This article needs additional citations for verification. (January 2023) |
Sir Thomas Gardiner | |
---|---|
Born | 1591 |
Died | 1652 | (aged 60–61)
Nationality | English |
Occupation(s) | Lawyer, politician |
Years active | 1618–1652 |
Political party | Royalist |
Children | Mary Gardiner |
Sir Thomas Gardiner (1591–1652)[1] was an English lawyer and politician who sat in the House of Commons in 1640. He supported the Royalist cause in the English Civil War.
Gardiner was called to the bar ar Inner Temple in 1618. He became Recorder of London in 1636 and a bencher of his Inn. In 1639, he became treasurer of his Inn. In April 1640, Gardiner was elected Member of Parliament for Callington in the Short Parliament.[2] He was an unsuccessful Royalist candidate for the city of London.

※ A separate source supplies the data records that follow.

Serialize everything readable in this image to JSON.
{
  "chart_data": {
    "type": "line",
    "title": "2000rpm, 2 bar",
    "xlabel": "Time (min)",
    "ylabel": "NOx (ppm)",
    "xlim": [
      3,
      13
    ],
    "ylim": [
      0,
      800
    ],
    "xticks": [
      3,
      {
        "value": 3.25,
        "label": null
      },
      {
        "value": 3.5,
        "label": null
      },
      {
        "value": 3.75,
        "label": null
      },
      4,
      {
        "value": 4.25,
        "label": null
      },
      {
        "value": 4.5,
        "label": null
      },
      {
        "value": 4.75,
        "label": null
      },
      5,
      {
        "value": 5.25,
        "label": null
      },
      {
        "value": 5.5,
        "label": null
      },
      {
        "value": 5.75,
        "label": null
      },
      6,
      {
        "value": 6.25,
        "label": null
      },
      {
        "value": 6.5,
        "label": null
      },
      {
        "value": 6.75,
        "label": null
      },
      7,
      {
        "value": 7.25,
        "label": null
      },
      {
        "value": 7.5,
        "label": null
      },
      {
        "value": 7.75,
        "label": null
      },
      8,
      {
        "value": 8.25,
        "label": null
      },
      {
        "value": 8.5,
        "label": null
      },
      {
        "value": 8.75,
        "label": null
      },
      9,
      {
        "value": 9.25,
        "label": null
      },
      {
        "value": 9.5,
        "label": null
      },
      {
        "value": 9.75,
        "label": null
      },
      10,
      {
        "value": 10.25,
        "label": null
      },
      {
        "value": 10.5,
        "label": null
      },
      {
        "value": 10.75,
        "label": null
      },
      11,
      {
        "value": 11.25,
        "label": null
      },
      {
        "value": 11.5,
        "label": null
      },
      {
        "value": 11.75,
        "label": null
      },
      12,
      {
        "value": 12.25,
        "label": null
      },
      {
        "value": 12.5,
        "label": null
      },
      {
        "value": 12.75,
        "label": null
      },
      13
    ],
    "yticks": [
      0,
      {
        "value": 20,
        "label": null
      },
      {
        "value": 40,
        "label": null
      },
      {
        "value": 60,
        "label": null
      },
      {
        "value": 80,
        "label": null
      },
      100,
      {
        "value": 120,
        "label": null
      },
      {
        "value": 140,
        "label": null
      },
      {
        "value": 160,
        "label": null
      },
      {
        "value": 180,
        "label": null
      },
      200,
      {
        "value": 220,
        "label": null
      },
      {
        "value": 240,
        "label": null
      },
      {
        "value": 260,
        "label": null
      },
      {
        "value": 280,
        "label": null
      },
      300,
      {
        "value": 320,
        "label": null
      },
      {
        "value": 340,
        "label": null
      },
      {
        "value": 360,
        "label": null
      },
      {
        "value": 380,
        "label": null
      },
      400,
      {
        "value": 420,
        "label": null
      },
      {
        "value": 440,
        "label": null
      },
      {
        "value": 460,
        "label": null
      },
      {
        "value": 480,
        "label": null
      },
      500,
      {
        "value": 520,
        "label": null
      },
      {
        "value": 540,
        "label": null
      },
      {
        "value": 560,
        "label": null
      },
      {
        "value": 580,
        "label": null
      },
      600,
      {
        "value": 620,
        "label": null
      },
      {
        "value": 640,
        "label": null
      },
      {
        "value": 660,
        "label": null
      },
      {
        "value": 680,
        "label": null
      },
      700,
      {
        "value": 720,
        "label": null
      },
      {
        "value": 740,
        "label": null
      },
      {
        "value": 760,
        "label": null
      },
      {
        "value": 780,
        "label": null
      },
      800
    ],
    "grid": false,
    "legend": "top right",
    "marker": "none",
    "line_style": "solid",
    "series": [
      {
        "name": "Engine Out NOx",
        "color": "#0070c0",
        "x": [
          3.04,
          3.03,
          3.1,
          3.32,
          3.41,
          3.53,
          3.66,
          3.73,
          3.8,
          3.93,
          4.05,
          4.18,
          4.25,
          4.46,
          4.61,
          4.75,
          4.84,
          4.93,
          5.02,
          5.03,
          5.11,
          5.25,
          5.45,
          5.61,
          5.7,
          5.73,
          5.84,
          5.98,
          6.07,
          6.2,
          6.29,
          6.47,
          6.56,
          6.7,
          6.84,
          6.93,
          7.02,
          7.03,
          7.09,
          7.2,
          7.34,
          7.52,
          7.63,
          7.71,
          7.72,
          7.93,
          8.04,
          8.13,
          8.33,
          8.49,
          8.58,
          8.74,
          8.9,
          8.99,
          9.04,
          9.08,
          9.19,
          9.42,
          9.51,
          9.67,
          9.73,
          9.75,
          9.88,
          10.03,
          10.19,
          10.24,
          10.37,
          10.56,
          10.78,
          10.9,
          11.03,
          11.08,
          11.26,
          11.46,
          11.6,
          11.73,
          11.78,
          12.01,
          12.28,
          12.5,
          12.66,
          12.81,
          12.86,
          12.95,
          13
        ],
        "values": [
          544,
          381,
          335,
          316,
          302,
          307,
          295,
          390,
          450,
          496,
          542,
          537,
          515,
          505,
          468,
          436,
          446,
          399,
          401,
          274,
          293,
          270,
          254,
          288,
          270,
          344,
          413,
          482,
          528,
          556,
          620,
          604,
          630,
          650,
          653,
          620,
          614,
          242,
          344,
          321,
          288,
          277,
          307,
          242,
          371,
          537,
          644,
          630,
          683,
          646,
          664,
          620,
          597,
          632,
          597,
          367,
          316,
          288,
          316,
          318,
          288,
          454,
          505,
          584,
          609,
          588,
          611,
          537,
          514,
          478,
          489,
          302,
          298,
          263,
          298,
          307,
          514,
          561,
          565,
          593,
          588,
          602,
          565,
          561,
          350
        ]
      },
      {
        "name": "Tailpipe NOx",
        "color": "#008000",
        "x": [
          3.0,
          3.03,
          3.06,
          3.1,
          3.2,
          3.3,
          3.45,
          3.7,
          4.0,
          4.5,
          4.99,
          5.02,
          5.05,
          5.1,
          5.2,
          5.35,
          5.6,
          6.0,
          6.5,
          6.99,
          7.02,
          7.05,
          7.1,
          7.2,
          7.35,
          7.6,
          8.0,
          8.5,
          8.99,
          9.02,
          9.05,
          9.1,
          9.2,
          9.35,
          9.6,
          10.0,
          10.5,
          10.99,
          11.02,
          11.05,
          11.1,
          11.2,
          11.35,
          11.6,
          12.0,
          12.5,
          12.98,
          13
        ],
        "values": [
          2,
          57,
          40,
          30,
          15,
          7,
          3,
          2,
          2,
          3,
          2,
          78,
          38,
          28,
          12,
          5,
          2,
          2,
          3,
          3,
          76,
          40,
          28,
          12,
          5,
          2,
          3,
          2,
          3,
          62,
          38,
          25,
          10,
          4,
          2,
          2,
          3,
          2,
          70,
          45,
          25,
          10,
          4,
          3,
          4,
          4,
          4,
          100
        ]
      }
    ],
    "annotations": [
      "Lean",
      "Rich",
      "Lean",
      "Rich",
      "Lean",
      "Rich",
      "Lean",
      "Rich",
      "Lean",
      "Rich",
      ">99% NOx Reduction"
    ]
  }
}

When Charles I visited the city on 25 November 1641, Gardiner was knighted, and his speech specially commended by the king. In 1642, he was leading counsel to Sir Edward Herbert, when he was impeached. Gardiner was himself impeached soon after for his support of ship-money. He was solicitor-general to the king at Oxford in 1643. He was a Royalist commissioner at the Treaty of Uxbridge and Royalist attorney-general in 1645. He was pardoned by parliament in 1647 on payment of fine.
His daughter Mary was Maid of Honour to Queen Henrietta Maria in France, and one of the four Dressers to Queen Catherine after the Restoration, before marrying Sir Henry Wood, 1st Baronet. She died of smallpox on 17 March 1671, aged 38, and was buried in Westminster Abbey.
In 1679, her only child married an illegitimate son of King Charles II by Barbara Villiers, becoming Duchess of Southampton, but died of smallpox in 1680 at the age of seventeen.